Now this is where all of the bad things start to happen, the free stream air flow treats the boundary layer as if it were the actual vehicle surface, so when the boundary layer grows in size as it becomes turbulent and wants to totally separate from the vehicle surface and become even larger, drag increases dramatically and at the same time pressure drag increases behind the vehicle.
Even though turbulent boundary layers cause more drag than laminar boundary layers because of higher skin friction, it moves the point at which the boundary layer would otherwise separate from the vehicle causing lower drag pressure, it is still much better than the boundary layer becoming totally separated from the vehicle surface. The boundary layer if controlled can cause a reduction in drag. The longer the boundary layer can be forced to stick to the vehicle surface and conform to the surface shape before separating, the drag will be lower, even if it is only one inch on each side and one inch at the top you will still have a lower drag than if it were allowed to totally separate.

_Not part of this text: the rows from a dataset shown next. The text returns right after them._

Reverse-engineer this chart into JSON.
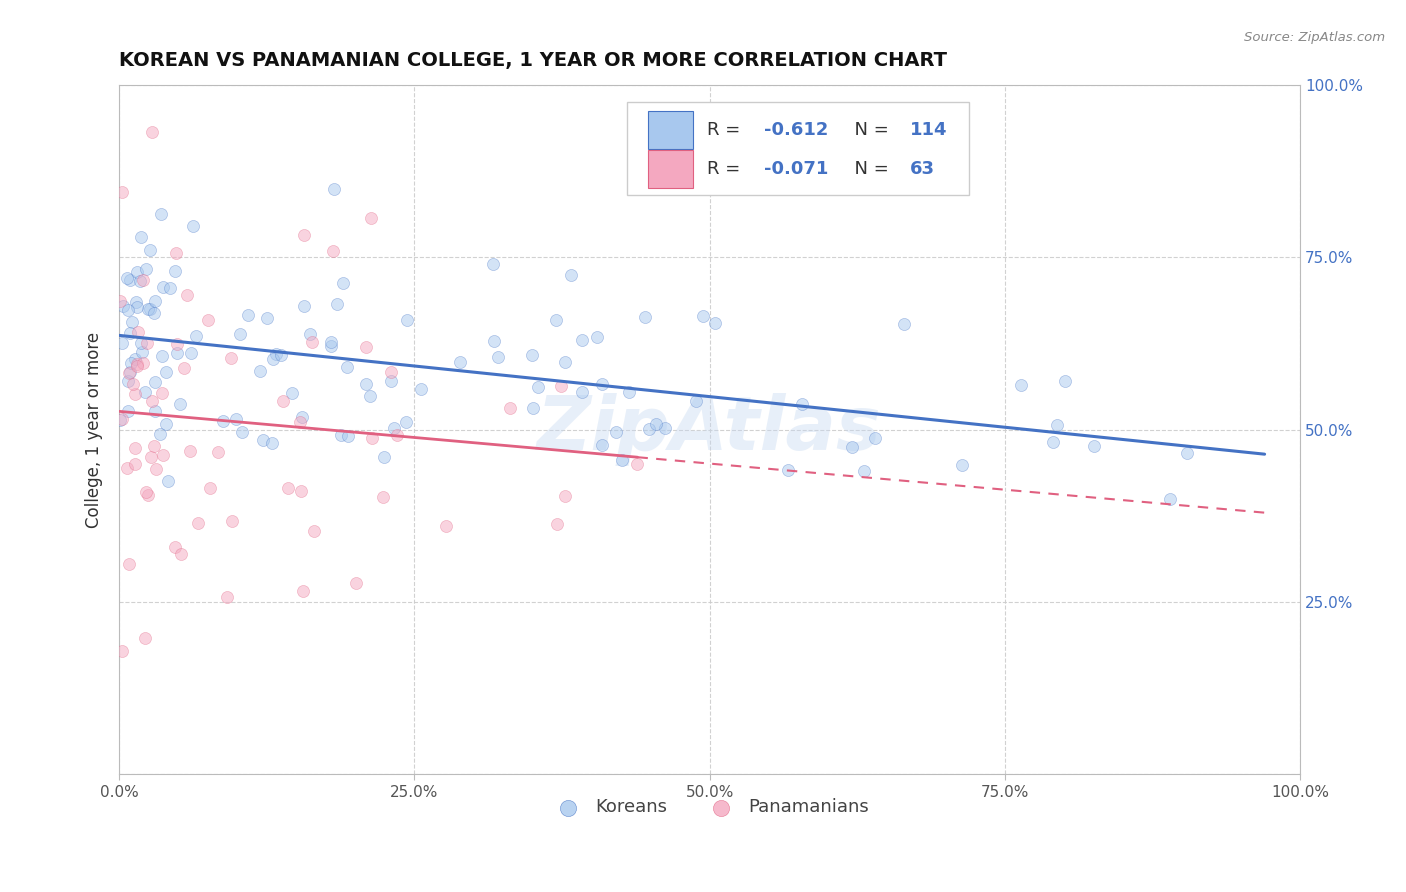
{
  "title": "KOREAN VS PANAMANIAN COLLEGE, 1 YEAR OR MORE CORRELATION CHART",
  "source_text": "Source: ZipAtlas.com",
  "ylabel": "College, 1 year or more",
  "xlim": [
    0.0,
    1.0
  ],
  "ylim": [
    0.0,
    1.0
  ],
  "xticks": [
    0.0,
    0.25,
    0.5,
    0.75,
    1.0
  ],
  "yticks": [
    0.0,
    0.25,
    0.5,
    0.75,
    1.0
  ],
  "xtick_labels": [
    "0.0%",
    "25.0%",
    "50.0%",
    "75.0%",
    "100.0%"
  ],
  "right_ytick_labels": [
    "",
    "25.0%",
    "50.0%",
    "75.0%",
    "100.0%"
  ],
  "korean_R": -0.612,
  "korean_N": 114,
  "panamanian_R": -0.071,
  "panamanian_N": 63,
  "korean_color": "#A8C8EE",
  "panamanian_color": "#F4A8C0",
  "korean_line_color": "#4472C4",
  "panamanian_line_color": "#E06080",
  "legend_label_korean": "Koreans",
  "legend_label_panamanian": "Panamanians",
  "background_color": "#FFFFFF",
  "grid_color": "#CCCCCC",
  "watermark": "ZipAtlas",
  "title_fontsize": 14,
  "axis_label_fontsize": 12,
  "tick_fontsize": 11,
  "scatter_alpha": 0.5,
  "scatter_size": 75
}
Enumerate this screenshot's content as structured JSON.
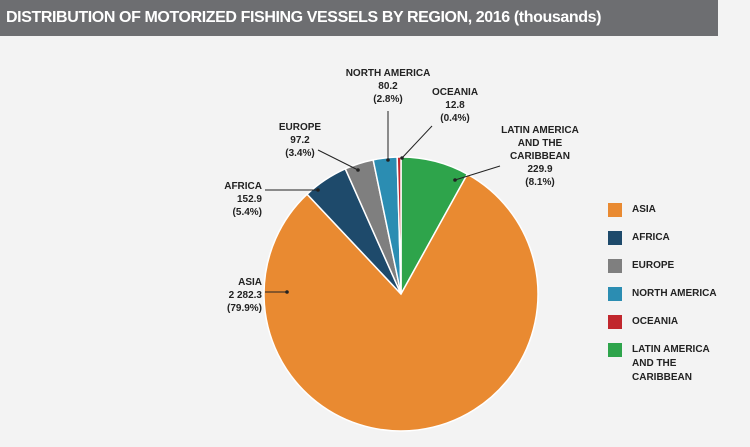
{
  "chart_data": {
    "type": "pie",
    "title": "DISTRIBUTION OF MOTORIZED FISHING VESSELS BY REGION, 2016 (thousands)",
    "categories": [
      "LATIN AMERICA AND THE CARIBBEAN",
      "ASIA",
      "AFRICA",
      "EUROPE",
      "NORTH AMERICA",
      "OCEANIA"
    ],
    "values": [
      229.9,
      2282.3,
      152.9,
      97.2,
      80.2,
      12.8
    ],
    "value_labels": [
      "229.9",
      "2 282.3",
      "152.9",
      "97.2",
      "80.2",
      "12.8"
    ],
    "percent_labels": [
      "(8.1%)",
      "(79.9%)",
      "(5.4%)",
      "(3.4%)",
      "(2.8%)",
      "(0.4%)"
    ],
    "colors": [
      "#2ea44b",
      "#e98a31",
      "#1e4a6b",
      "#7f7f7f",
      "#2b8db2",
      "#c1272d"
    ],
    "legend_order": [
      1,
      2,
      3,
      4,
      5,
      0
    ],
    "legend": "right"
  }
}
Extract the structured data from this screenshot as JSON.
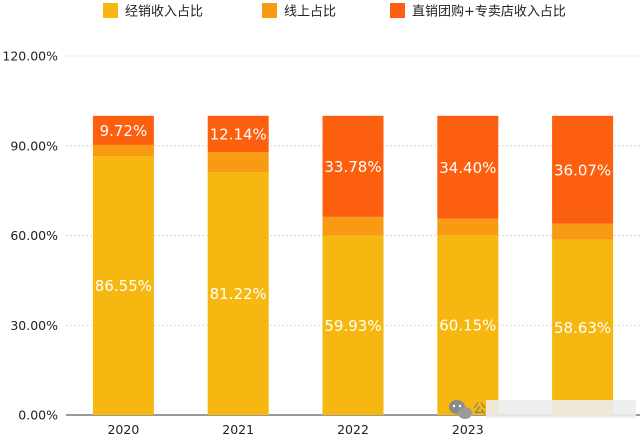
{
  "chart_data": {
    "type": "bar",
    "stacked": true,
    "categories": [
      "2020",
      "2021",
      "2022",
      "2023",
      ""
    ],
    "series": [
      {
        "name": "经销收入占比",
        "color": "#F5B710",
        "values": [
          86.55,
          81.22,
          59.93,
          60.15,
          58.63
        ],
        "labels": [
          "86.55%",
          "81.22%",
          "59.93%",
          "60.15%",
          "58.63%"
        ]
      },
      {
        "name": "线上占比",
        "color": "#F89B13",
        "values": [
          3.73,
          6.64,
          6.29,
          5.45,
          5.3
        ],
        "labels": [
          "",
          "",
          "",
          "",
          ""
        ]
      },
      {
        "name": "直销团购+专卖店收入占比",
        "color": "#FC5F0E",
        "values": [
          9.72,
          12.14,
          33.78,
          34.4,
          36.07
        ],
        "labels": [
          "9.72%",
          "12.14%",
          "33.78%",
          "34.40%",
          "36.07%"
        ]
      }
    ],
    "ylim": [
      0,
      120
    ],
    "yticks": [
      0,
      30,
      60,
      90,
      120
    ],
    "ytick_labels": [
      "0.00%",
      "30.00%",
      "60.00%",
      "90.00%",
      "120.00%"
    ],
    "grid": true,
    "legend_position": "top",
    "title": "",
    "xlabel": "",
    "ylabel": ""
  },
  "watermark": {
    "icon": "wechat-icon",
    "text": "公"
  }
}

By re energizing the slowing boundary layer and forcing it to be turbulent for a longer period it can delay the flow separation and even finesse it to become reattached to the vehicle surface, thereby lowering the vehicle drag.
To get the best drag reductions, the size of the riblets will have to be tailored to the boundary layer thickness and the speed of the vehicle and the pattern of the riblets on the vehicle surface will have to be a random pattern , if the riblets are in uniform rows the drag will actually increase dramatically.
What the riblets do are, turbulence is increased on the peak of the rib but laminar flow is maintained in the groove and even though the surface area is increased the shear stress is lowered.
The riblets will lower the thickness of the boundary layer and reduce the surface turbulence. The effectiveness of the riblets to reduce drag can be on the order of 5% to 14% depending on many variables from air density, vehicle speed, shape and to how clean the riblets are, to work properly the grooves need to be very clean. In a turbulent boundary layer riblets can reduce friction drag to a level below what a flat plate is.
In the early 1980’s the initial R&D for the riblets was done at NASA langley research center. When the 3M Company read the research papers they started development of a riblet adhesive film that could be applied over surfaces. The adhesive film was named “Scotchcal MarineDrag Reduction Tape” the first known use of the 3M drag reduction tape was in 1987 in the Americas Cup on the ship piloted by Dennis Connor on the ship “The Stars and Stripes” after winning 4 straight races the rules were changed and the riblet tape was prohibited.
3M does not sell the tape or market it, the price of manufacture was said to be to cost prohibitive so production ceased.
I have used vortex generators, turning vanes, boundary layer suction, surface riblets and .040 air jets blowing at 50psi, all to keep the boundary layer energized and attached to the vehicle surface to reduce drag.